[9] whelve

482 66 17
                                    

Pagi tadi, Mark, Haechan, Chenle dan Jisung sudah berangkat ke kota guna membeli bahan bakar mobil mereka.

Tersisa Renjun, Jeno dan Jaemin di villa.

Jeno sibuk mencuci piring yang sudah mereka gunakan untuk sarapan, sementara Renjun mengumpulkan sisa makanan seperti roti tawar dan sup sayur untuk di simpan.

"Kau akan berangkat sekarang?" Tanya Jeno, tangannya masih sibuk dengan busa-busa sabun.

"Iya, mumpung masih pagi dan belum panas."

"Pastikan pulang sebelum siang dan terik ya?"

"Baiklah."

Jeno menghentikan kegiatannya dan memandang Renjun dengan serius. "Kau yakin tidak mau dirumah saja? Atau pergi dengan ku saja?"

Renjun yang saat itu berada di balik pintu kulkas menyahut, "lalu bagaimana dengan Jaemin?"

"Tidak bagaimana-bagaimana. Tinggalkan saja dia, tidak akan ada yang terjadi padanya. Bocah nakal itu salah duluan dan mulai menyusahkan orang-orang," ucapnya bersungut-sungut.

Renjun terkekeh dan menutup pintu kulkas untuk melihat Jeno lebih jelas. "Tidak apa-apa, aku pergi sendiri saja. Aku juga tidak akan pergi jauh-jauh kok. Kalau nanti ada pasar, aku akan mampir sebentar membeli seafood. Jadi, kau dirumah saja ya bersama Jaemin."

Jeno berdecak, "baiklah. Pastikan kau jaga dirimu dengan baik, oke?"

"Call!"

Setelah mengambil jaket dan topi hat, Renjun segera keluar dari villa. Dia mengambil belokan ke kanan dan mulai menikmati udara pagi. Paru-parunya terasa lega. Padahal dia sudah berharap hal-hal seperti ini bisa dia nikmati bersama sahabat-sahabatnya yang lain. Tapi apa boleh buat, mungkin itu dapat terjadi di liburan mereka selanjutnya.

Di perjalanan, Renjun bertemu dengan orang-orang desa. Sesekali dia berhenti guna berbincang sedikit dengan mereka. Mereka seperti menyenangi Renjun karena anak itu punya senyum yang manis dan tutur kata yang lembut. Tidak jarang pipinya jadi sasaran empuk ibu-ibu yang bekerja di perkebunan jagung.

"Selain jagung, kami juga punya gandum juga peternakan rusa sebagai bahan baku untuk di distribusikan ke luar kota," jelas salah satu wanita paruh baya yang Renjun temui.

"Apa ibu sekalian tidak memproduksi teh?
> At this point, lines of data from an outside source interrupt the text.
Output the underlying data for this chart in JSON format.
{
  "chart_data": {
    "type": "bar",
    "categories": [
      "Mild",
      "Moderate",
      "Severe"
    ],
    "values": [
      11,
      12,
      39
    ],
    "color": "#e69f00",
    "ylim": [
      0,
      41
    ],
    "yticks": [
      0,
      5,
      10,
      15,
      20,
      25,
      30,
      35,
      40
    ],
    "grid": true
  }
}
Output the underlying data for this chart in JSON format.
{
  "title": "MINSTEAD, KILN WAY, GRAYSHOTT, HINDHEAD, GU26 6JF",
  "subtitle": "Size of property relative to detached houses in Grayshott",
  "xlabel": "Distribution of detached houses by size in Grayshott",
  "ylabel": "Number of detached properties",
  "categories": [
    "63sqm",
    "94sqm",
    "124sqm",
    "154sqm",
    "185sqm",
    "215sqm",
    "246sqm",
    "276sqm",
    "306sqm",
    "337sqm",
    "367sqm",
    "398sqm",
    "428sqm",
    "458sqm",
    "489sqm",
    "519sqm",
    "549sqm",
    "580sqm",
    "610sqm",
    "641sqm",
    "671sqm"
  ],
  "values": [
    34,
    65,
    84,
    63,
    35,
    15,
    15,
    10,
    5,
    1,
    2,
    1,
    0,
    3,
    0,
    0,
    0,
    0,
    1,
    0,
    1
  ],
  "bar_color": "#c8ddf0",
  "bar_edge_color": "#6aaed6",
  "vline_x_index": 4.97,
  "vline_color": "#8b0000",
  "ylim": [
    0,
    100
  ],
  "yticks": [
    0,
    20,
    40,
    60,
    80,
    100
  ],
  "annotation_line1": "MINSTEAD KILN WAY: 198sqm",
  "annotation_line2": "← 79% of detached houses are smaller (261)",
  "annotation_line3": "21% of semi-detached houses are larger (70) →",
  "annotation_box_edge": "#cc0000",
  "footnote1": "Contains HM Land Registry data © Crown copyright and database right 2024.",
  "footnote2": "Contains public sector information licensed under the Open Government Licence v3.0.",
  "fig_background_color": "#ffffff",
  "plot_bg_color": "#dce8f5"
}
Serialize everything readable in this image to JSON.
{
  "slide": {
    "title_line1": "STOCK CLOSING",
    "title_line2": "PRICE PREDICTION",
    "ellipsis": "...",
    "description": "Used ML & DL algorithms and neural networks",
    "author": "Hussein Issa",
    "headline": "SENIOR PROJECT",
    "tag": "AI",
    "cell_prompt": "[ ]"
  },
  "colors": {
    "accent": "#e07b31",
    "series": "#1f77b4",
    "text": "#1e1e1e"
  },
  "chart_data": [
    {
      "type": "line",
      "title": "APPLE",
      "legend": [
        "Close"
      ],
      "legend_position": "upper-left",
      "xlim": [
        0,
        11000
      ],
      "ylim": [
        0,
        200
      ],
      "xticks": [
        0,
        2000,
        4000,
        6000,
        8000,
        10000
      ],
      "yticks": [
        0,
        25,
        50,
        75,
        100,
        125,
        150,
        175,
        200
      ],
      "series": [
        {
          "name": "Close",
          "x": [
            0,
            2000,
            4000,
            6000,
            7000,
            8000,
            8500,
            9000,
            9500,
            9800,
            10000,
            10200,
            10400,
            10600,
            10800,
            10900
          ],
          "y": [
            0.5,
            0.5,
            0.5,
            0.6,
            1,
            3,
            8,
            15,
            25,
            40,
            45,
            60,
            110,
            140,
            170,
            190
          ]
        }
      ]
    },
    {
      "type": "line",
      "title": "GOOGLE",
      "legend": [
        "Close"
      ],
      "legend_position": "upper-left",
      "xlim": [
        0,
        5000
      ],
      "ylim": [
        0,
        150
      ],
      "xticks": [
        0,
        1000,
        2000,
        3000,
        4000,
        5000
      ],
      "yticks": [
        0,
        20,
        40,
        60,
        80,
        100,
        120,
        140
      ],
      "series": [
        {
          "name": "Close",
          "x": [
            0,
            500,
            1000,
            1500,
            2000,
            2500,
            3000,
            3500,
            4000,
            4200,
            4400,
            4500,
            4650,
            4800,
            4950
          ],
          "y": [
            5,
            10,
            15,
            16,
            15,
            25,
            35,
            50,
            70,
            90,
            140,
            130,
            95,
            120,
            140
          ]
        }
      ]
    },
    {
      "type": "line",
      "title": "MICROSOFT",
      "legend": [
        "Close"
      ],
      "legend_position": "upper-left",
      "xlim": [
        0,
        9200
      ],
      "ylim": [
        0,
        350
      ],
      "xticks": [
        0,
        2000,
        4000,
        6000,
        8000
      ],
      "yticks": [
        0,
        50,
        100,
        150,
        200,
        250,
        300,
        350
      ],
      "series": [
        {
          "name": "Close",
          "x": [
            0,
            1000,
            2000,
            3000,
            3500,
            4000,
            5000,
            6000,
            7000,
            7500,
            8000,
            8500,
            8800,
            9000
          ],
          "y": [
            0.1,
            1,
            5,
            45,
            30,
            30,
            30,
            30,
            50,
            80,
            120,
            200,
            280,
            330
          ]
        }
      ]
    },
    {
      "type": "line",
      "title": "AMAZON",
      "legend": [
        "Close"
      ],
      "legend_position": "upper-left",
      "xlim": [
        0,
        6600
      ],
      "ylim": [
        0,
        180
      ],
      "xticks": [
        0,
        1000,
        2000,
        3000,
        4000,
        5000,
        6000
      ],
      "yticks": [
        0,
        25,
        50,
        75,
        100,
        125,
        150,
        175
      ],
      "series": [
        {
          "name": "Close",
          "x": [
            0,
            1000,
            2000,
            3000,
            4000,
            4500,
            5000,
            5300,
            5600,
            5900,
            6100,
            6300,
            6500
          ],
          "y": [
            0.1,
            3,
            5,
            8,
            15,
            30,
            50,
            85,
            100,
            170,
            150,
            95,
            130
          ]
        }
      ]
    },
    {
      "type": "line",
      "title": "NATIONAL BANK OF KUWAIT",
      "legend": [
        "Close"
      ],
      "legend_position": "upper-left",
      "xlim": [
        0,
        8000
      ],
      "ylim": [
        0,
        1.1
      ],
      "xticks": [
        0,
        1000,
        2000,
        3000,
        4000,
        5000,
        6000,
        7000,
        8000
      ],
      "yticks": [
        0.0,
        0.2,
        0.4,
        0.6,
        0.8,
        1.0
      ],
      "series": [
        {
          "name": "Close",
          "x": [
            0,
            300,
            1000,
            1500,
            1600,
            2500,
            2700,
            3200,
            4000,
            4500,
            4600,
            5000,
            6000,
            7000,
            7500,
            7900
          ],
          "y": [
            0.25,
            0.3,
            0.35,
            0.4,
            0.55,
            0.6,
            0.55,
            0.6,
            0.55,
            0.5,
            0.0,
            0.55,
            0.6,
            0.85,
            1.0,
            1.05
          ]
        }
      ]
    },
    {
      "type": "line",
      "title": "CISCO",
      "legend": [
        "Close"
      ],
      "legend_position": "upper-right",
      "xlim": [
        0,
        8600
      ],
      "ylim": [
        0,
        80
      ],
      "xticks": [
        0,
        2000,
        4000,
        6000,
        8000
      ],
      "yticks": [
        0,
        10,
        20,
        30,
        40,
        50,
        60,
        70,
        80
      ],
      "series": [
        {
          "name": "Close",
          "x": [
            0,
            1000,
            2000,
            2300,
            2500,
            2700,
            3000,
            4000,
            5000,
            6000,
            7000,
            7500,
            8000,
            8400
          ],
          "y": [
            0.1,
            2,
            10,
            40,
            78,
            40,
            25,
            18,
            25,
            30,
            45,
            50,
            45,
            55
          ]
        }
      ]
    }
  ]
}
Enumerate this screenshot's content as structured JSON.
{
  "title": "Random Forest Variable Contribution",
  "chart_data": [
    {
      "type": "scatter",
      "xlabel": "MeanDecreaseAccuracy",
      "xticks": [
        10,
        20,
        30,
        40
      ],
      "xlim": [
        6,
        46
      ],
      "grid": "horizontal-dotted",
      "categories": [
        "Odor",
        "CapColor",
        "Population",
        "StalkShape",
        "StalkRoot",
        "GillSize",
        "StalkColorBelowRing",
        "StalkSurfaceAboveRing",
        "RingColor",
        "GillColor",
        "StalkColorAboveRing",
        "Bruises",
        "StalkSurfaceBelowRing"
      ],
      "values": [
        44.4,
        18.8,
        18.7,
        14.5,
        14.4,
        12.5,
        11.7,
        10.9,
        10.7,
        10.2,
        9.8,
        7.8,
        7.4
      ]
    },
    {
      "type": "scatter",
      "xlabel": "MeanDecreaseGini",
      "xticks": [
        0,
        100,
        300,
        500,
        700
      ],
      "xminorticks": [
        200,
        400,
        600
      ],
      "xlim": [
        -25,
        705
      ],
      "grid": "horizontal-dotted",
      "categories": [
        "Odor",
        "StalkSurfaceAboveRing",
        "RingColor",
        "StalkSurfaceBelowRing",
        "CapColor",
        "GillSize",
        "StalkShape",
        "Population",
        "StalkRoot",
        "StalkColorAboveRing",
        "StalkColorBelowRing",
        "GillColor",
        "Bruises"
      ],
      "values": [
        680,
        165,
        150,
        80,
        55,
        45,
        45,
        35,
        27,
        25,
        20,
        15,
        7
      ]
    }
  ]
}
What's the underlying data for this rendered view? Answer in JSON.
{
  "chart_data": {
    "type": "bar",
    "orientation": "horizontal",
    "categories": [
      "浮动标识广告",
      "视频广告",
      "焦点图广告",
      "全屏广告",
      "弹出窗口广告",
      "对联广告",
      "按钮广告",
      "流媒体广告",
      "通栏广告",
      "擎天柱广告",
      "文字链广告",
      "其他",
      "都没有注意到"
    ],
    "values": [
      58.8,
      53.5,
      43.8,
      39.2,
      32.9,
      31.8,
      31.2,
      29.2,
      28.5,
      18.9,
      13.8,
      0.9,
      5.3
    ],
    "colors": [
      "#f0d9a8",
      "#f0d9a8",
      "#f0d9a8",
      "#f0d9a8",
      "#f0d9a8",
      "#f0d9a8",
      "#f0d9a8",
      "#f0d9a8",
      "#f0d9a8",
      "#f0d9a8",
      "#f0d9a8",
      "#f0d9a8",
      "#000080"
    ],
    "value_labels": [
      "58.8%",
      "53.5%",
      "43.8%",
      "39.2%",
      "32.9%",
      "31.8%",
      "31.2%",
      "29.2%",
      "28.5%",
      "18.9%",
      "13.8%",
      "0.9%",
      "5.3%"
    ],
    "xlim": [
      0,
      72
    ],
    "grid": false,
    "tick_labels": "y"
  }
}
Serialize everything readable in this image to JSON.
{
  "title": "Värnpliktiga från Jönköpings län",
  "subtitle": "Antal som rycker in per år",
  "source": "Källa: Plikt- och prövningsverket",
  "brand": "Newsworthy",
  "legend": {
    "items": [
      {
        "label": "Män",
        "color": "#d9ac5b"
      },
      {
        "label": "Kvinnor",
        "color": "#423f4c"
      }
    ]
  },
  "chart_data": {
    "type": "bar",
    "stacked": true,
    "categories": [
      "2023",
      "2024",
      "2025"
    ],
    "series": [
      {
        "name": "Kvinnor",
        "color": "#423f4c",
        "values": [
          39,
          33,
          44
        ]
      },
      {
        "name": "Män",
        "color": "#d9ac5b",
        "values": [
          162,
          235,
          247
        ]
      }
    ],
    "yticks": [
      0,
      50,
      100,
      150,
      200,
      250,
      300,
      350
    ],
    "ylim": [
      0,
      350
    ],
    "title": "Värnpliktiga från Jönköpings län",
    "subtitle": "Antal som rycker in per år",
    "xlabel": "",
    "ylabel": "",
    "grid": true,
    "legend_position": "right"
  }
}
Ini kan dataran tinggi. Pasti bisa tumbuh dengan baik."

"Aih, ada kebun teh di atas bukit sana. Sedikit agak jauh memang, tapi perkebunannya kecil, peminatnya juga kurang karena teh teh dari daerah lain mempunyai kualitas lebih baik."

"Betul, lagi pula jagung kami sudah di kenal dengan kualitas yang baik, itu sudah cukup. Tiap daerah pasti punya satu keunggulan masing-masing kan?"

Renjun mengangguk menyetujui.

"Nak Renjun apa tidak berminat untuk bekerja disini setelah lulus sarjana? Tempat ini begitu subur dan membutuhkan generasi-generasi muda seperti mu untuk mengelola nya agar tidak ketinggalan zaman." Salah satu ibu-ibu disana mencolek gemas pipi Renjun.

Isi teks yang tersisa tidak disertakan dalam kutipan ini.